2. Inclusive Systems Mirror Ancient Adaptive Cultures

Just as survival in ancient communities depended on everyone contributing their strengths, modern communities thrive when accessibility is built into everyday life, not as an afterthought, but as a fundamental principle.

In a 25,000-year-old tribal group, everyone had a role to play; hunters, gathers, edlers and child. Survival depended on every member’s strengths. In todays terms, we would note that as diversity and inclusion being essential for survival.

In our modern communities, we continue to flourish when accessibility is embedded into life’s fabric; from public transport to workplace cultures, from the beginning as part of the design build, not added later.

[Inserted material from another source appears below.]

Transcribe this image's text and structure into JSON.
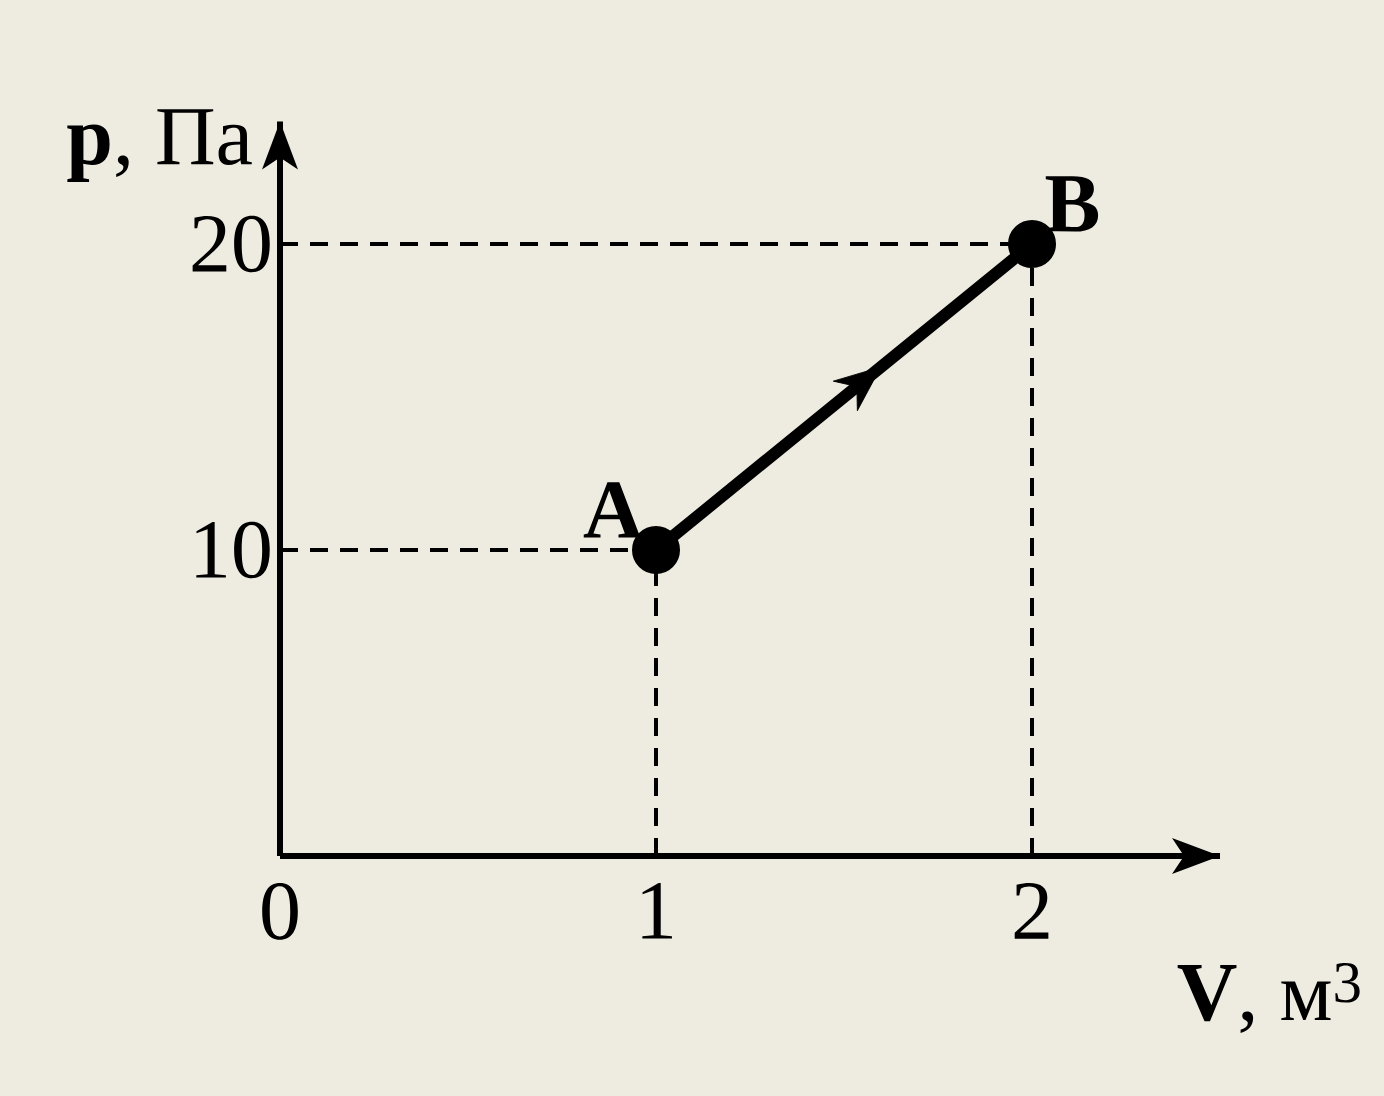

As a person with disability, my mission is to call out what I dream of everyday:

  • Universal design should be standard in public buildings and digital platforms.
  • Educate and train staff across sectors on simple adaptations (rearranging meeting rooms, offering captioned videos) so inclusion isn’t an afterthought but a default.
  • Build pathways for people with disability and other diverse groups to enter and retain work within organisations, enabling them to create a more inclusive system from within, fostering a positive workplace culture which not only improves employee morale an.d cohesion but boosts productivity

3. Empowerment Through Participation

That footprint shows: this hunter didn’t watch from the sidelines. They tracked the herd, contributed to food security and belonged. Our systems must move beyond passive care toward active engagement.

  • Co-design training programs like we do here at EmployAbility, policy frameworks and funding streams with people who have not just have a lived experience of disability but are masters of their own journeys.
  • Frame goal-setting around meaningful roles; jobs, community leadership, creative outlets, not just clinical targets, place people with disability within more senior roles but also celebrate and reward employees that are good at their roles and acknowledge that not everyone needs to strive for climbing the corporate ladder.

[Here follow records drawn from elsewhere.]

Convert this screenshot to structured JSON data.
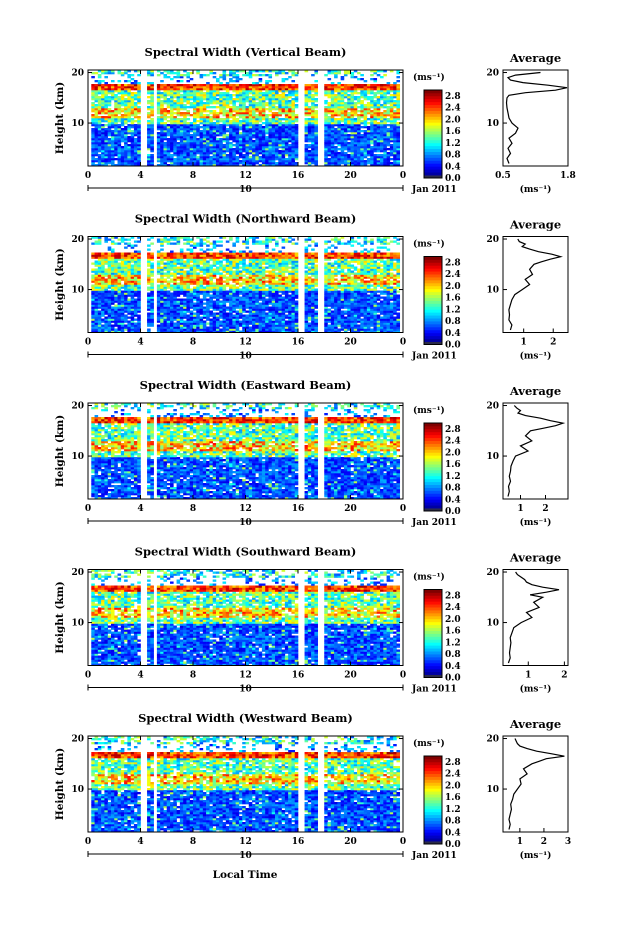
{
  "figure": {
    "xlabel": "Local Time",
    "time_ticks": [
      "0",
      "4",
      "8",
      "12",
      "16",
      "20",
      "0"
    ],
    "date_marker": "10",
    "date_label": "Jan 2011",
    "ylabel": "Height (km)",
    "height_ticks": [
      "20",
      "10"
    ],
    "colorbar_unit": "(ms⁻¹)",
    "colorbar_ticks": [
      "2.8",
      "2.4",
      "2.0",
      "1.6",
      "1.2",
      "0.8",
      "0.4",
      "0.0"
    ],
    "avg_title": "Average",
    "avg_xlabel": "(ms⁻¹)"
  },
  "chart_data": [
    {
      "type": "heatmap",
      "title": "Spectral Width (Vertical Beam)",
      "xlabel": "Local Time",
      "ylabel": "Height (km)",
      "xlim": [
        0,
        24
      ],
      "ylim": [
        1.5,
        20.5
      ],
      "clim": [
        0.0,
        3.0
      ],
      "data_gaps_hours": [
        [
          4.0,
          4.4
        ],
        [
          5.0,
          5.3
        ],
        [
          16.0,
          16.5
        ],
        [
          17.6,
          17.9
        ]
      ],
      "tropopause_km": 17.0,
      "average_profile": {
        "xlim": [
          0.5,
          1.8
        ],
        "ticks": [
          "0.5",
          "1.8"
        ],
        "height_km": [
          2,
          3,
          4,
          5,
          6,
          7,
          8,
          9,
          10,
          11,
          12,
          13,
          14,
          15,
          15.5,
          16,
          16.5,
          17,
          17.5,
          18,
          18.5,
          19,
          19.5,
          20
        ],
        "value": [
          0.62,
          0.58,
          0.65,
          0.6,
          0.68,
          0.62,
          0.75,
          0.8,
          0.68,
          0.62,
          0.6,
          0.58,
          0.57,
          0.58,
          0.62,
          0.95,
          1.55,
          1.78,
          1.4,
          0.9,
          0.65,
          0.6,
          0.75,
          1.25
        ]
      }
    },
    {
      "type": "heatmap",
      "title": "Spectral Width (Northward Beam)",
      "xlabel": "Local Time",
      "ylabel": "Height (km)",
      "xlim": [
        0,
        24
      ],
      "ylim": [
        1.5,
        20.5
      ],
      "clim": [
        0.0,
        3.0
      ],
      "data_gaps_hours": [
        [
          4.0,
          4.4
        ],
        [
          5.0,
          5.3
        ],
        [
          16.0,
          16.5
        ],
        [
          17.6,
          17.9
        ]
      ],
      "tropopause_km": 16.8,
      "average_profile": {
        "xlim": [
          0.3,
          2.5
        ],
        "ticks": [
          "1",
          "2"
        ],
        "height_km": [
          2,
          3,
          4,
          5,
          6,
          7,
          8,
          9,
          10,
          11,
          12,
          13,
          14,
          15,
          15.5,
          16,
          16.5,
          17,
          17.5,
          18,
          18.5,
          19,
          19.5,
          20
        ],
        "value": [
          0.55,
          0.6,
          0.5,
          0.52,
          0.5,
          0.55,
          0.6,
          0.7,
          0.95,
          1.2,
          1.05,
          1.3,
          1.2,
          1.35,
          1.6,
          1.9,
          2.25,
          1.95,
          1.5,
          1.2,
          0.95,
          1.05,
          0.85,
          0.8
        ]
      }
    },
    {
      "type": "heatmap",
      "title": "Spectral Width (Eastward Beam)",
      "xlabel": "Local Time",
      "ylabel": "Height (km)",
      "xlim": [
        0,
        24
      ],
      "ylim": [
        1.5,
        20.5
      ],
      "clim": [
        0.0,
        3.0
      ],
      "data_gaps_hours": [
        [
          4.0,
          4.4
        ],
        [
          5.0,
          5.3
        ],
        [
          16.0,
          16.5
        ],
        [
          17.6,
          17.9
        ]
      ],
      "tropopause_km": 17.0,
      "average_profile": {
        "xlim": [
          0.3,
          2.9
        ],
        "ticks": [
          "1",
          "2"
        ],
        "height_km": [
          2,
          3,
          4,
          5,
          6,
          7,
          8,
          9,
          10,
          11,
          12,
          13,
          14,
          15,
          15.5,
          16,
          16.5,
          17,
          17.5,
          18,
          18.5,
          19,
          19.5,
          20
        ],
        "value": [
          0.5,
          0.55,
          0.52,
          0.6,
          0.55,
          0.6,
          0.62,
          0.7,
          0.8,
          1.3,
          1.0,
          1.45,
          1.2,
          1.4,
          1.9,
          2.4,
          2.7,
          2.2,
          1.8,
          1.2,
          0.9,
          1.0,
          0.85,
          0.75
        ]
      }
    },
    {
      "type": "heatmap",
      "title": "Spectral Width (Southward Beam)",
      "xlabel": "Local Time",
      "ylabel": "Height (km)",
      "xlim": [
        0,
        24
      ],
      "ylim": [
        1.5,
        20.5
      ],
      "clim": [
        0.0,
        3.0
      ],
      "data_gaps_hours": [
        [
          4.0,
          4.4
        ],
        [
          5.0,
          5.3
        ],
        [
          16.0,
          16.5
        ],
        [
          17.6,
          17.9
        ]
      ],
      "tropopause_km": 16.8,
      "average_profile": {
        "xlim": [
          0.3,
          2.1
        ],
        "ticks": [
          "1",
          "2"
        ],
        "height_km": [
          2,
          3,
          4,
          5,
          6,
          7,
          8,
          9,
          10,
          11,
          12,
          13,
          14,
          15,
          15.5,
          16,
          16.5,
          17,
          17.5,
          18,
          18.5,
          19,
          19.5,
          20
        ],
        "value": [
          0.45,
          0.5,
          0.48,
          0.5,
          0.52,
          0.5,
          0.55,
          0.6,
          0.8,
          1.1,
          0.95,
          1.3,
          1.15,
          1.4,
          1.05,
          1.5,
          1.85,
          1.4,
          1.1,
          0.95,
          0.9,
          0.8,
          0.7,
          0.65
        ]
      }
    },
    {
      "type": "heatmap",
      "title": "Spectral Width (Westward Beam)",
      "xlabel": "Local Time",
      "ylabel": "Height (km)",
      "xlim": [
        0,
        24
      ],
      "ylim": [
        1.5,
        20.5
      ],
      "clim": [
        0.0,
        3.0
      ],
      "data_gaps_hours": [
        [
          4.0,
          4.4
        ],
        [
          5.0,
          5.3
        ],
        [
          16.0,
          16.5
        ],
        [
          17.6,
          17.9
        ]
      ],
      "tropopause_km": 16.9,
      "average_profile": {
        "xlim": [
          0.3,
          3.0
        ],
        "ticks": [
          "1",
          "2",
          "3"
        ],
        "height_km": [
          2,
          3,
          4,
          5,
          6,
          7,
          8,
          9,
          10,
          11,
          12,
          13,
          14,
          15,
          15.5,
          16,
          16.5,
          17,
          17.5,
          18,
          18.5,
          19,
          19.5,
          20
        ],
        "value": [
          0.55,
          0.6,
          0.55,
          0.6,
          0.65,
          0.62,
          0.7,
          0.75,
          0.9,
          1.05,
          1.0,
          1.3,
          1.15,
          1.5,
          1.8,
          2.1,
          2.85,
          2.3,
          1.7,
          1.3,
          1.0,
          0.9,
          0.85,
          0.8
        ]
      }
    }
  ]
}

4. Resilience and Community Connection

The hunter’s perseverance reminds us that resilience isn’t a solo pursuit. Their community must have supported them, sharing skills, caring for wounds, adapting hunting strategies.

Today’s disability services like EmployAbility can replicate that by blending professional support with peer mentoring and community networks.

Towards a 21st-Century Inclusion Footprint

From that ancient footprint emerges a blueprint for modern systems: value every person’s potential, co-create adaptive solutions, and weave inclusion into daily life rather than bolt it on as an afterthought.

When we do, assistive devices become extensions of human spirit, communities fuel each other’s resilience, and everyone has a seat at the table.

Declan Lee

What steps can your organisation take today to honour that 25,000-year-old lesson?

How might you redesign processes so that participation, not limitation, marks the legacy you leave?